Özer, gözaltına alınma sürecini de şöyle anlattı: “İki sivil polis ‘Gel lan Vedat Özer’ diyerek beni almaya çalıştı. Ameliyatlı ayağıma tekme vurup beni arabanın içine koydular. Koluma iki kelepçe takıp, sıktılar. Onlara sara hastası olduğumu söyledim. Küfür ettiler. Yüzü maskeli kişiler beni hastaneye götürdüler.  Doktor odası yerine polis odasına götürüldüm.  Yüzüm dolaba dönük sorular soruldu. Nefes almakta zorluk çekiyorum dedim, Doktor ‘Benim yapabileceğim bir şey yok’ dedi. Elim kelepçeli yüzüm dolaba çevirili bana soru soruldu. Burada rapor da verilmedi. O kişinin doktor olup olmadığını da bilmiyorum” diye konuştu.
 
‘BOYUN EĞMEDİM’
 
Yüzü maskeli kişilerin onur kırıcı uygulamalarda bulunmak istediğini ancak kendisini bunlara taviz vermediğini dile getiren Özer, “Hastane tek bir işlem yapılmaksızın emniyete götürülerken yüzü maskeli kişiler, ‘Sen bize başkaldırıyorsun, sen anonsçusun, sen bize başkaldırıyorsun’ dediler.  Araba içinde fotoğrafımı çektiler. Hastane çıkışı halkın içinde başımı eğmeye çalıştılar, eğmedim. Eğmeyince polis kendince ‘Bak boyun eğmedin, halk seninle gurur duyuyor’ söylemi ile dalga geçti. Bende onlara ‘Ben de halkımla gurur duyuyorum’ dedim” dedi. 
 
Cezaevinin yaralarını görünce kendisini geri gönderme kararı verdiğini dile getiren Özer, “Hastaneden sonra nezarethaneye götürüldüm. Sara hastası olduğumu için baygınlık geçirdim. Uzun bir süre gelmediler. Sonra hastaneye kaldırdılar. Ardından tutuklandım. Beşiri T Tipi Kapalı Cezaevi’nde götürüldüm. Vücudumda yara izleri ve kan olduğu için cezaevi beni kabul etmedi. Vücudunda kan var dediler.  Ancak ardından polis geldi. Polislerin gardiyanlar ile konuşması sonrası cezaevine alındım. Polis burada bana ‘Arkadaşlarımız çok sevindi tutuklanmana dışarda gördüğünün iki katını içerde göreceksin’ dedi.  Bende ona bende ‘burada direniyorum mutluyum’ dedim” ifadelerini kullandı.
 
ÇIPLAK ARAMA DAYATMASI
 
Çıplak arama dayatmasına maruz kaldığın kaydeden Özer, “Ben bunu kabul etmedim.  Sonra hazır kuvvet birimini çağırdılar.
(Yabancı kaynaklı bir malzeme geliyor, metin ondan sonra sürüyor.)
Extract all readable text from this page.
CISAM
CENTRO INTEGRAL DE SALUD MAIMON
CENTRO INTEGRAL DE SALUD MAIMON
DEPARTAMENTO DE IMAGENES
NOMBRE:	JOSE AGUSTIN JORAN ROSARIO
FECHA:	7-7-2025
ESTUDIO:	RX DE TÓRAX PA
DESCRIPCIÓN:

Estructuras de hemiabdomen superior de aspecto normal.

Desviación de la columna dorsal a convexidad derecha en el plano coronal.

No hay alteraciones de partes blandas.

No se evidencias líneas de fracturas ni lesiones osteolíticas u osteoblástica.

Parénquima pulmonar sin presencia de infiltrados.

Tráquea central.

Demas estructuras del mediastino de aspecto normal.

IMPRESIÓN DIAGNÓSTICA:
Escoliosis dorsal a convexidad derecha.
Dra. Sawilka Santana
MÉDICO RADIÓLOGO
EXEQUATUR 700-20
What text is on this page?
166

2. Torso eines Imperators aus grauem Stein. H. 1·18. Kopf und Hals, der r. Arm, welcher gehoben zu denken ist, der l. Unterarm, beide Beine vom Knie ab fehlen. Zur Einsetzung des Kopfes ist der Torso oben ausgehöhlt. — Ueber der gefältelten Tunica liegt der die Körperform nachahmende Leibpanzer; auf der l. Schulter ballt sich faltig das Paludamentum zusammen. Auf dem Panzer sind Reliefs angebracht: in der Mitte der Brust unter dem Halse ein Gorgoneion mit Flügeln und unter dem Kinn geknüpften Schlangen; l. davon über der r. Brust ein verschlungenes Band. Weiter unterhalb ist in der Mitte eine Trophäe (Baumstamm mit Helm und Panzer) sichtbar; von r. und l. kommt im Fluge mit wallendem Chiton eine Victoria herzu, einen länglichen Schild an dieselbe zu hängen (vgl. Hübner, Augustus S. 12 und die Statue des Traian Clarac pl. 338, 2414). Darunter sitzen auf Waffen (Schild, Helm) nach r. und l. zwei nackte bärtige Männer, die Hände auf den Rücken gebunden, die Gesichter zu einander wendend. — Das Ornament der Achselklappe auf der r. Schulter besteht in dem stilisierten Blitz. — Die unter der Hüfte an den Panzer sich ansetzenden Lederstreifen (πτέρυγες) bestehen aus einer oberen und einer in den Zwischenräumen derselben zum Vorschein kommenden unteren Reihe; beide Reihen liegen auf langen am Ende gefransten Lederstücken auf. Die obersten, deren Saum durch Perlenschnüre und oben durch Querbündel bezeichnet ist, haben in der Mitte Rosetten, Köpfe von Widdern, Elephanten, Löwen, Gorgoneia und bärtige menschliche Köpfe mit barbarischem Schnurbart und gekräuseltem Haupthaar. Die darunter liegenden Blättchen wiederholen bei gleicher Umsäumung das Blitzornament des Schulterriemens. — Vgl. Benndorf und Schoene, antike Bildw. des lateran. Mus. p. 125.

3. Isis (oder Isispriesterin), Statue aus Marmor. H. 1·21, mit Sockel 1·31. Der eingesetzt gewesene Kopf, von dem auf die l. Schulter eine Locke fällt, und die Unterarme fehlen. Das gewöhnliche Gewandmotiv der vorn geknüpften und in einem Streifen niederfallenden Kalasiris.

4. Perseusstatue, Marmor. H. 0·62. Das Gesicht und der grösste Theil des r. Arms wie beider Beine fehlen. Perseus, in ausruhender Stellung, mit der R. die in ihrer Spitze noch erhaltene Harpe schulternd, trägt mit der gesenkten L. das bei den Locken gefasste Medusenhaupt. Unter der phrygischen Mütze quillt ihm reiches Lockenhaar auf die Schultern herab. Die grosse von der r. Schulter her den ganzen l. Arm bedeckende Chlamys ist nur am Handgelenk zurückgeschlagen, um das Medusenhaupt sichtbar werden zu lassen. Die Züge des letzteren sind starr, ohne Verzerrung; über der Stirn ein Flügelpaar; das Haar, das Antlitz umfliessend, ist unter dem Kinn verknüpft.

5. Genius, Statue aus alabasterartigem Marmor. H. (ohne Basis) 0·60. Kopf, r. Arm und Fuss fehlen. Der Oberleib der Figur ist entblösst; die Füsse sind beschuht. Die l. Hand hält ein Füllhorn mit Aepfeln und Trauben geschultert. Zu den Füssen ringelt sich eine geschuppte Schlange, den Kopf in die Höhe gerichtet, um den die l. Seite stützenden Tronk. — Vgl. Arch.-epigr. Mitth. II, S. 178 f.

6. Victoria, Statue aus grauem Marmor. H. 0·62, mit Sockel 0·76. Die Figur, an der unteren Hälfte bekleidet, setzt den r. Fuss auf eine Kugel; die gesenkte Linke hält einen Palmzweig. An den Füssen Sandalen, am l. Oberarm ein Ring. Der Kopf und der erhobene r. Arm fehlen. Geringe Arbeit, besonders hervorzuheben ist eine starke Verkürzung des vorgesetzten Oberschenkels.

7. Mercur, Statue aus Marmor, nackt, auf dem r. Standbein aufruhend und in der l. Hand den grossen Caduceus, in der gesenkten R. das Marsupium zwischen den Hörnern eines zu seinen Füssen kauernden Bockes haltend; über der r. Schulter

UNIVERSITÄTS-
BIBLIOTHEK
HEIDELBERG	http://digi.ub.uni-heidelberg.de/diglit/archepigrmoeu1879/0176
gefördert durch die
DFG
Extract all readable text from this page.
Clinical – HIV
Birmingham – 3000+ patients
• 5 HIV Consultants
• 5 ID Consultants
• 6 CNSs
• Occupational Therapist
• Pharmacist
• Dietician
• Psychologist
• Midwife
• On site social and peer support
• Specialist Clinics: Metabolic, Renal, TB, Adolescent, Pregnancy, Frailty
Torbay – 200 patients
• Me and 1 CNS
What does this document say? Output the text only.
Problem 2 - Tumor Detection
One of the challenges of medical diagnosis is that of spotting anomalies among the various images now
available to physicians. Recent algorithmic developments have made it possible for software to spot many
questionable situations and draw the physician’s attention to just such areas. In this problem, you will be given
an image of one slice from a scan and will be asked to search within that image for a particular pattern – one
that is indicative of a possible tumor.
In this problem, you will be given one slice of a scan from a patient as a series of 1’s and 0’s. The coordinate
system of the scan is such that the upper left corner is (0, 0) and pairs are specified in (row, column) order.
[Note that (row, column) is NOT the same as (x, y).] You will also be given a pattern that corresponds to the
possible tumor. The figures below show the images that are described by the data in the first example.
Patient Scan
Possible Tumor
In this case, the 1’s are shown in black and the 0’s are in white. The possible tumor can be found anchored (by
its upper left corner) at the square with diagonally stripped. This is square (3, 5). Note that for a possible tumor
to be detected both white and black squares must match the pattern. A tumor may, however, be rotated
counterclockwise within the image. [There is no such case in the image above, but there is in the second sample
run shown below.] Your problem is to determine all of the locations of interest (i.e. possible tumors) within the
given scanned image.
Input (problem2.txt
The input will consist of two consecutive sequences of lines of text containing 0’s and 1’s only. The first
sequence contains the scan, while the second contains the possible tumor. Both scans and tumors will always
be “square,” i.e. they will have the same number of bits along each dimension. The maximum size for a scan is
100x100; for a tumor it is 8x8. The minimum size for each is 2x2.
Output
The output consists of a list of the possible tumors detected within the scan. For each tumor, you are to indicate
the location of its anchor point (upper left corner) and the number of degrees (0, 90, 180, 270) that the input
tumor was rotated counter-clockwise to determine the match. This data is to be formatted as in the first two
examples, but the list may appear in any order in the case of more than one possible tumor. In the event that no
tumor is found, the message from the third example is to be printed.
Direnince vazgeçtiler. Ardından bizi geçici oda sonrada adlilerin yanına aldılar. Gördüğüm işkenceden kaynaklı 15 gün boyunca yataktan kalkamadım. Siyasi tutukluların yanına gitmek için 4 defa dilekçe yazdık ancak dönüş olmadı. Bizi uyuşturucu satıcıların yanına koydular. Can güvenliliğimizin olmadığını söylememize rağmen yine de buraya koydular. Burada 17 kişilik koğuşta 45 kişi kalıyordu. Çoğumuz yerde yatıyorduk” diye ifade etti. 
 
'GERİ ADIM ATMAYACAĞIZ'
 
Kayyımlara karşı direnmeye devam edeceklerini kaydeden Özer, “Biz cezaevinden çıktığımızda direk belediyeleri sorduk.  ‘Dikkat dikkat bu bir halk ikazıdır’ uyarımı tekrarlıyorum. Biz belediye önünde direndiğimizde polisin saldırı öncesi kullandığı uyarı neticesinde bende bu uyarıyı yaptım. O ikazı anlasınlar diye yaptım. Cezaevinde gardiyanlar bana ‘Dikkat dikkat anonsçu geldi’ diyorlardı. Belediye önüne 10 yaşındaki çocukların işkence ile gözaltına alınması sonrası o anonsu yaptım.  Çocukların işkence görmesi beni derinden sarstı. Bu mücadeleden geri adım atmayacağız. Kirli politikalarına karşı direneceğiz. Belediyemizi onlardan alacağız. Dikkat dikkat bu bir halk ikazıdır derhal belediyelerimiz boşaltın” diye konuştu.